Just a few years ago, it wasn’t clear what role, if any, there was left for Malin to play. D-Generation gave him the chance to live out some of his rock ‘n’ roll fantasies — the band toured with some of Malin’s childhood heroes, including the Ramones and KISS (opening for the latter at Madison Square Garden), and worked with producers Ric Ocasek and Tony Visconti. But after three albums with marginal commercial success, the band had run its course. When D-Generation broke up in 1999, Malin was at loose ends.
“I played a lot locally and put my fliers up with Scotch tape and really had to go to the bottom,” he says. “I thought I was gonna get a deal real fast. But it was kind of a weird time, kind of a lot of growing up in public in a lot of local clubs.”
There were no immediate offers from record labels. Fortunately, Malin’s landlords were more obliging. The New York rental market was booming, and they offered to buy out his rent-controlled lease.
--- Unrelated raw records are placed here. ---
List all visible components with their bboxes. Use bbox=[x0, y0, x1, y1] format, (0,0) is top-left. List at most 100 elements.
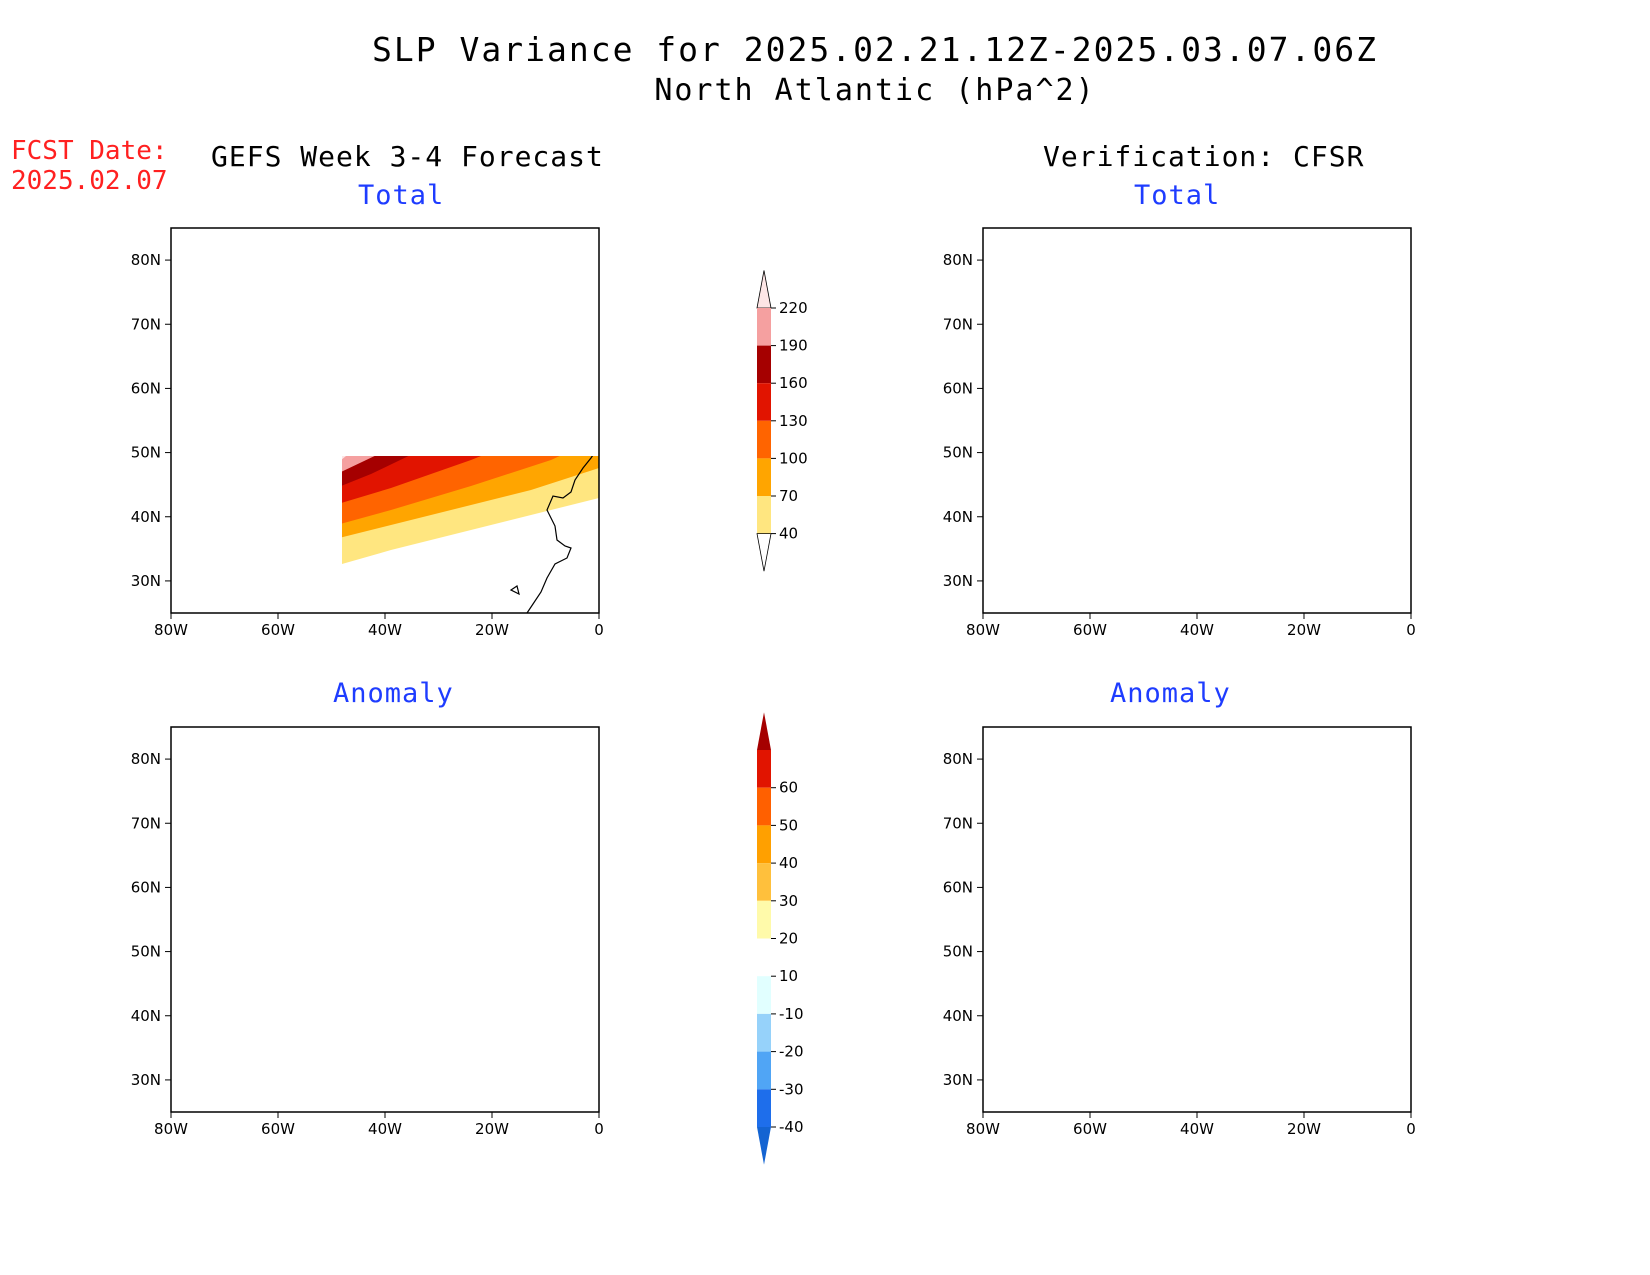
column-title-forecast: GEFS Week 3-4 Forecast bbox=[211, 140, 604, 173]
figure-subtitle: North Atlantic (hPa^2) bbox=[654, 73, 1096, 108]
lat-tick-label: 40N bbox=[943, 1007, 973, 1025]
lon-tick-label: 80W bbox=[154, 1120, 188, 1138]
colorbar-label: 50 bbox=[779, 816, 798, 834]
lat-tick-label: 60N bbox=[131, 379, 161, 397]
lon-tick-label: 60W bbox=[261, 1120, 295, 1138]
colorbar-label: -30 bbox=[779, 1080, 804, 1098]
colorbar-label: 160 bbox=[779, 374, 808, 392]
colorbar-label: 70 bbox=[779, 487, 798, 505]
lat-tick-label: 50N bbox=[943, 444, 973, 462]
lon-tick-label: 20W bbox=[1287, 1120, 1321, 1138]
colorbar-label: -10 bbox=[779, 1005, 804, 1023]
lat-tick-label: 70N bbox=[943, 814, 973, 832]
lat-tick-label: 30N bbox=[131, 572, 161, 590]
colorbar-anomaly: -40 -30 -20 -10 10 20 30 40 50 60 bbox=[757, 712, 804, 1165]
lon-tick-label: 40W bbox=[1180, 1120, 1214, 1138]
colorbar-segment bbox=[757, 458, 771, 496]
forecast-date-value: 2025.02.07 bbox=[11, 166, 168, 196]
lon-tick-label: 20W bbox=[475, 621, 509, 639]
panel-title-forecast-total: Total bbox=[358, 180, 445, 211]
panel-title-verification-total: Total bbox=[1134, 180, 1221, 211]
lon-tick-label: 80W bbox=[966, 621, 1000, 639]
lon-tick-label: 80W bbox=[966, 1120, 1000, 1138]
lat-tick-label: 80N bbox=[943, 251, 973, 269]
colorbar-segment bbox=[757, 750, 771, 788]
verification-total-map bbox=[982, 227, 1412, 614]
colorbar-segment bbox=[757, 825, 771, 864]
column-title-verification: Verification: CFSR bbox=[1043, 140, 1365, 173]
colorbar-label: 100 bbox=[779, 449, 808, 467]
lat-tick-label: 60N bbox=[943, 379, 973, 397]
colorbar-label: 40 bbox=[779, 854, 798, 872]
lon-tick-label: 40W bbox=[368, 1120, 402, 1138]
colorbar-label: -40 bbox=[779, 1118, 804, 1136]
colorbar-segment bbox=[757, 383, 771, 421]
lat-tick-label: 70N bbox=[131, 814, 161, 832]
figure-title: SLP Variance for 2025.02.21.12Z-2025.03.… bbox=[372, 30, 1378, 69]
colorbar-segment bbox=[757, 1089, 771, 1127]
colorbar-arrow-bottom bbox=[756, 533, 772, 572]
colorbar-segment bbox=[757, 900, 771, 939]
lat-tick-label: 50N bbox=[131, 943, 161, 961]
lon-tick-label: 60W bbox=[1073, 621, 1107, 639]
lon-tick-label: 20W bbox=[1287, 621, 1321, 639]
colorbar-segment bbox=[757, 976, 771, 1014]
lon-tick-label: 40W bbox=[1180, 621, 1214, 639]
lon-tick-label: 20W bbox=[475, 1120, 509, 1138]
colorbar-arrow-top bbox=[757, 712, 771, 750]
colorbar-label: -20 bbox=[779, 1043, 804, 1061]
forecast-total-map bbox=[170, 227, 600, 614]
colorbar-label: 60 bbox=[779, 779, 798, 797]
lon-tick-label: 0 bbox=[594, 621, 604, 639]
colorbar-segment bbox=[757, 863, 771, 901]
panel-title-verification-anomaly: Anomaly bbox=[1110, 678, 1231, 709]
lat-tick-label: 30N bbox=[943, 1071, 973, 1089]
lat-tick-label: 80N bbox=[131, 251, 161, 269]
lon-tick-label: 80W bbox=[154, 621, 188, 639]
colorbar-segment bbox=[757, 420, 771, 459]
lat-tick-label: 40N bbox=[131, 1007, 161, 1025]
lon-tick-label: 40W bbox=[368, 621, 402, 639]
lat-tick-label: 80N bbox=[943, 750, 973, 768]
colorbar-label: 10 bbox=[779, 967, 798, 985]
verification-anomaly-map bbox=[982, 726, 1412, 1113]
lat-tick-label: 30N bbox=[131, 1071, 161, 1089]
lat-tick-label: 40N bbox=[131, 508, 161, 526]
colorbar-segment bbox=[757, 308, 771, 346]
lat-tick-label: 50N bbox=[131, 444, 161, 462]
colorbar-total: 40 70 100 130 160 190 220 bbox=[756, 270, 808, 572]
forecast-anomaly-map bbox=[170, 726, 600, 1113]
lat-tick-label: 40N bbox=[943, 508, 973, 526]
lat-tick-label: 70N bbox=[131, 315, 161, 333]
lat-tick-label: 60N bbox=[131, 878, 161, 896]
colorbar-label: 40 bbox=[779, 525, 798, 543]
lat-tick-label: 60N bbox=[943, 878, 973, 896]
colorbar-label: 190 bbox=[779, 337, 808, 355]
forecast-date-label: FCST Date: bbox=[11, 136, 168, 166]
contour-fc-total-220 bbox=[342, 456, 346, 460]
colorbar-segment bbox=[757, 1013, 771, 1052]
colorbar-arrow-bottom bbox=[757, 1127, 771, 1165]
colorbar-segment bbox=[757, 345, 771, 384]
axes-layer: 80W 60W 40W 20W 0 30N 40N 50N 60N 70N 80N 80W 60W 40W… bbox=[131, 251, 1416, 1138]
lat-tick-label: 80N bbox=[131, 750, 161, 768]
lat-tick-label: 50N bbox=[943, 943, 973, 961]
lon-tick-label: 60W bbox=[261, 621, 295, 639]
colorbar-label: 20 bbox=[779, 930, 798, 948]
colorbar-segment bbox=[757, 496, 771, 534]
lat-tick-label: 30N bbox=[943, 572, 973, 590]
colorbar-segment bbox=[757, 938, 771, 977]
colorbar-label: 220 bbox=[779, 299, 808, 317]
colorbar-arrow-top bbox=[756, 270, 772, 309]
lon-tick-label: 0 bbox=[594, 1120, 604, 1138]
colorbar-segment bbox=[757, 1051, 771, 1090]
colorbar-label: 30 bbox=[779, 892, 798, 910]
lon-tick-label: 0 bbox=[1406, 621, 1416, 639]
panel-title-forecast-anomaly: Anomaly bbox=[333, 678, 454, 709]
colorbar-segment bbox=[757, 787, 771, 826]
lon-tick-label: 60W bbox=[1073, 1120, 1107, 1138]
lat-tick-label: 70N bbox=[943, 315, 973, 333]
colorbar-label: 130 bbox=[779, 412, 808, 430]
lon-tick-label: 0 bbox=[1406, 1120, 1416, 1138]
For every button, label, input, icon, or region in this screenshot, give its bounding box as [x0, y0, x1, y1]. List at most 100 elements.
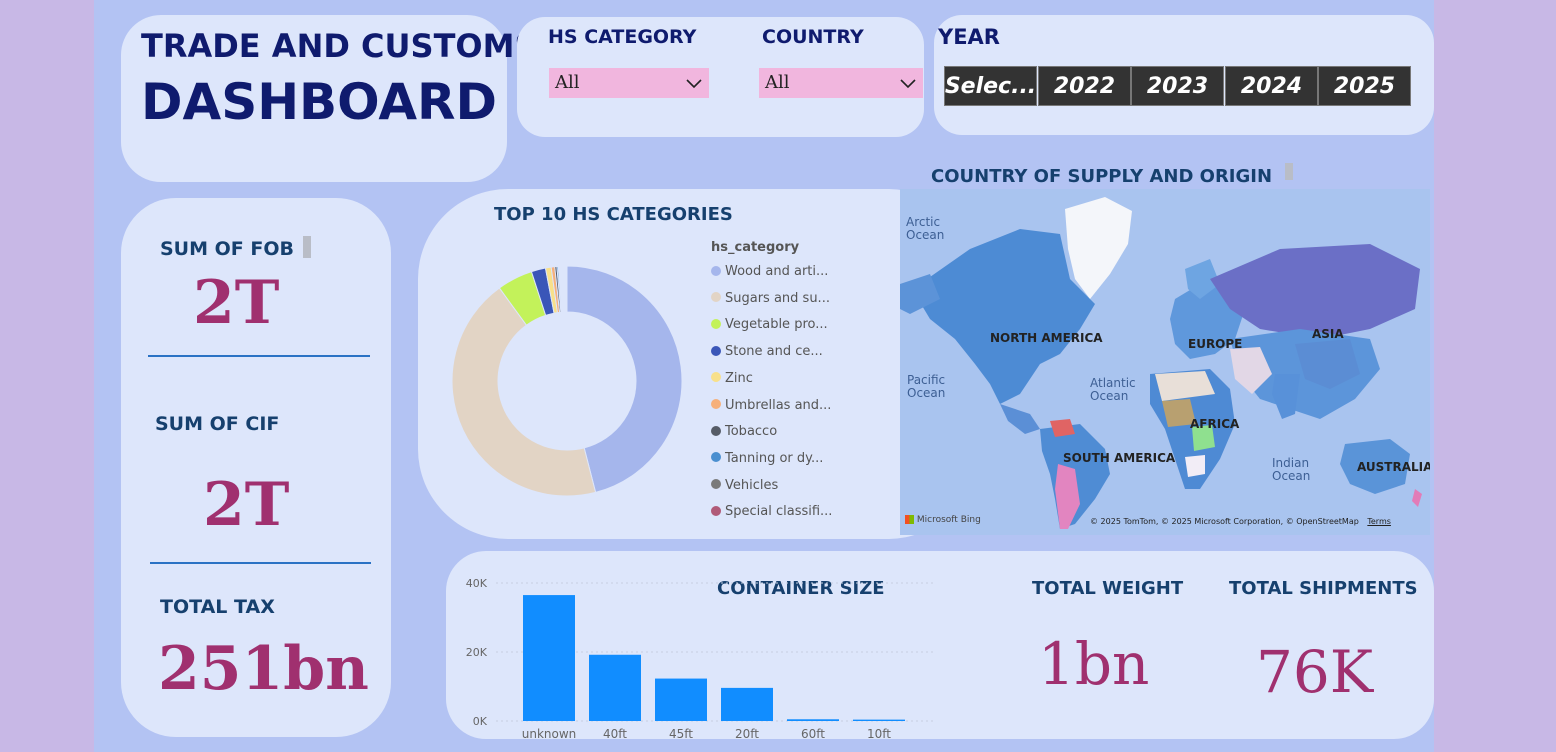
year-option-2024[interactable]: 2024 — [1225, 66, 1318, 106]
shipments-label: TOTAL SHIPMENTS — [1229, 578, 1418, 599]
scroll-handle[interactable] — [303, 236, 311, 258]
alaska-shape — [900, 274, 940, 314]
bar-45ft[interactable] — [655, 678, 707, 721]
y-tick-label: 40K — [466, 577, 488, 590]
greenland-shape — [1065, 197, 1132, 299]
shipments-value: 76K — [1256, 638, 1374, 706]
legend-item-label: Wood and arti... — [725, 264, 829, 279]
map-attribution: © 2025 TomTom, © 2025 Microsoft Corporat… — [1090, 517, 1391, 526]
chevron-down-icon — [900, 79, 916, 89]
country-dropdown[interactable]: All — [759, 68, 923, 98]
legend-item[interactable]: Stone and ce... — [711, 344, 823, 359]
title-card: TRADE AND CUSTOMS DASHBOARD — [121, 15, 537, 182]
year-option-2025[interactable]: 2025 — [1318, 66, 1411, 106]
hs-category-dropdown-value: All — [555, 72, 580, 93]
legend-item-label: Sugars and su... — [725, 290, 830, 306]
map-title: COUNTRY OF SUPPLY AND ORIGIN — [931, 166, 1273, 187]
x-tick-label: 10ft — [867, 727, 891, 741]
legend-dot-icon — [711, 292, 721, 303]
container-size-chart: 0K 20K 40K unknown 40ft 45ft 20ft 60ft 10ft — [466, 577, 934, 741]
australia-shape — [1340, 439, 1410, 494]
legend-item-label: Tobacco — [725, 424, 778, 440]
year-option-select[interactable]: Selec... — [944, 66, 1037, 106]
ocean-label-pacific: Pacific Ocean — [907, 373, 946, 400]
map-attribution-text: © 2025 TomTom, © 2025 Microsoft Corporat… — [1090, 517, 1359, 526]
legend-item-label: Special classifi... — [725, 504, 833, 520]
donut-slice[interactable] — [558, 265, 564, 313]
donut-title: TOP 10 HS CATEGORIES — [494, 204, 733, 225]
world-map-shapes — [900, 197, 1422, 529]
scandinavia-shape — [1185, 259, 1220, 299]
legend-item-label: Stone and ce... — [725, 344, 823, 360]
legend-item-label: Vehicles — [725, 477, 779, 493]
x-tick-label: 40ft — [603, 727, 627, 741]
bar-20ft[interactable] — [721, 687, 773, 721]
country-dropdown-value: All — [765, 72, 790, 93]
west-africa-shape — [1162, 399, 1196, 427]
central-africa-shape — [1192, 425, 1215, 451]
new-zealand-shape — [1412, 489, 1422, 507]
year-option-2022[interactable]: 2022 — [1038, 66, 1131, 106]
bar-10ft[interactable] — [853, 719, 905, 721]
y-tick-label: 20K — [466, 646, 488, 659]
donut-slice[interactable] — [566, 265, 683, 493]
region-label-south-america: SOUTH AMERICA — [1063, 451, 1176, 465]
chevron-down-icon — [686, 79, 702, 89]
legend-dot-icon — [711, 479, 721, 490]
bar-60ft[interactable] — [787, 719, 839, 721]
kpi-card — [121, 198, 391, 737]
legend-dot-icon — [711, 505, 721, 516]
region-label-europe: EUROPE — [1188, 337, 1243, 351]
x-tick-label: unknown — [522, 727, 577, 741]
southern-africa-shape — [1185, 455, 1205, 477]
ocean-label-arctic: Arctic Ocean — [906, 215, 945, 242]
fob-label: SUM OF FOB — [160, 238, 294, 260]
legend-item[interactable]: Umbrellas and... — [711, 398, 831, 413]
map-provider-name: Microsoft Bing — [916, 515, 981, 525]
legend-title: hs_category — [711, 240, 800, 255]
weight-value: 1bn — [1038, 630, 1150, 698]
legend-item-label: Vegetable pro... — [725, 317, 828, 333]
north-africa-shape — [1155, 371, 1215, 401]
donut-slice[interactable] — [451, 287, 597, 497]
kpi-divider — [150, 562, 371, 564]
donut-legend: hs_category Wood and arti... Sugars and s… — [711, 240, 896, 530]
cif-value: 2T — [203, 470, 290, 540]
legend-dot-icon — [711, 452, 721, 463]
legend-dot-icon — [711, 372, 721, 383]
legend-item[interactable]: Vehicles — [711, 478, 778, 493]
hs-category-dropdown[interactable]: All — [549, 68, 709, 98]
dashboard-title-line1: TRADE AND CUSTOMS — [141, 27, 538, 65]
china-shape — [1295, 339, 1360, 389]
legend-dot-icon — [711, 425, 721, 436]
legend-item[interactable]: Wood and arti... — [711, 264, 828, 279]
legend-dot-icon — [711, 345, 721, 356]
central-america-shape — [1000, 404, 1040, 434]
russia-shape — [1210, 244, 1420, 339]
region-label-africa: AFRICA — [1190, 417, 1240, 431]
donut-chart — [451, 265, 683, 497]
x-tick-label: 20ft — [735, 727, 759, 741]
region-label-north-america: NORTH AMERICA — [990, 331, 1103, 345]
kpi-divider — [148, 355, 370, 357]
legend-item[interactable]: Vegetable pro... — [711, 317, 828, 332]
country-filter-label: COUNTRY — [762, 26, 864, 48]
legend-item[interactable]: Tobacco — [711, 424, 777, 439]
bar-40ft[interactable] — [589, 654, 641, 721]
scroll-handle[interactable] — [1285, 163, 1293, 180]
x-tick-label: 60ft — [801, 727, 825, 741]
legend-item[interactable]: Zinc — [711, 371, 753, 386]
bar-unknown[interactable] — [523, 595, 575, 721]
argentina-shape — [1055, 464, 1080, 529]
legend-item[interactable]: Special classifi... — [711, 504, 832, 519]
year-option-2023[interactable]: 2023 — [1131, 66, 1224, 106]
legend-item-label: Zinc — [725, 370, 753, 386]
world-map[interactable]: NORTH AMERICA EUROPE ASIA AFRICA SOUTH A… — [900, 189, 1430, 535]
map-terms-link[interactable]: Terms — [1367, 517, 1391, 526]
legend-item[interactable]: Sugars and su... — [711, 291, 830, 306]
legend-item[interactable]: Tanning or dy... — [711, 451, 823, 466]
india-shape — [1272, 374, 1300, 419]
tax-label: TOTAL TAX — [160, 596, 275, 618]
filter-card: HS CATEGORY All COUNTRY All — [517, 17, 924, 137]
middle-east-shape — [1230, 347, 1272, 394]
“They paid me to leave my apartment, on Third Street,” he says. “I was living in a $400 rent apartment, across from the Hell’s Angels — it’s the safest block in New York. And they gave me like $20,000 to leave, so they could raise it from $400 to like $2,200. So they gave me this money, I paid some debts, and I had enough money to go in the studio for like five days.”
He didn’t go alone. He’d been friends with Adams since meeting him on a D-Generation sweep through North Carolina in the mid-’90s, and they became even closer after Adams’ move to Manhattan. Adams was enthusiastic about Malin’s songs, and he offered to supervise the sessions.
“Ryan did it for free, as a friend,” Malin says. “It was the first thing he’d produced. And I just needed to do it. I had this body of material; it was a personal record. I had a lot of fear about being a solo artist, because I’d always been in bands, needing the power of being in a gang. I didn’t know who was gonna hear it: my cats, my girlfriend, my cousin.”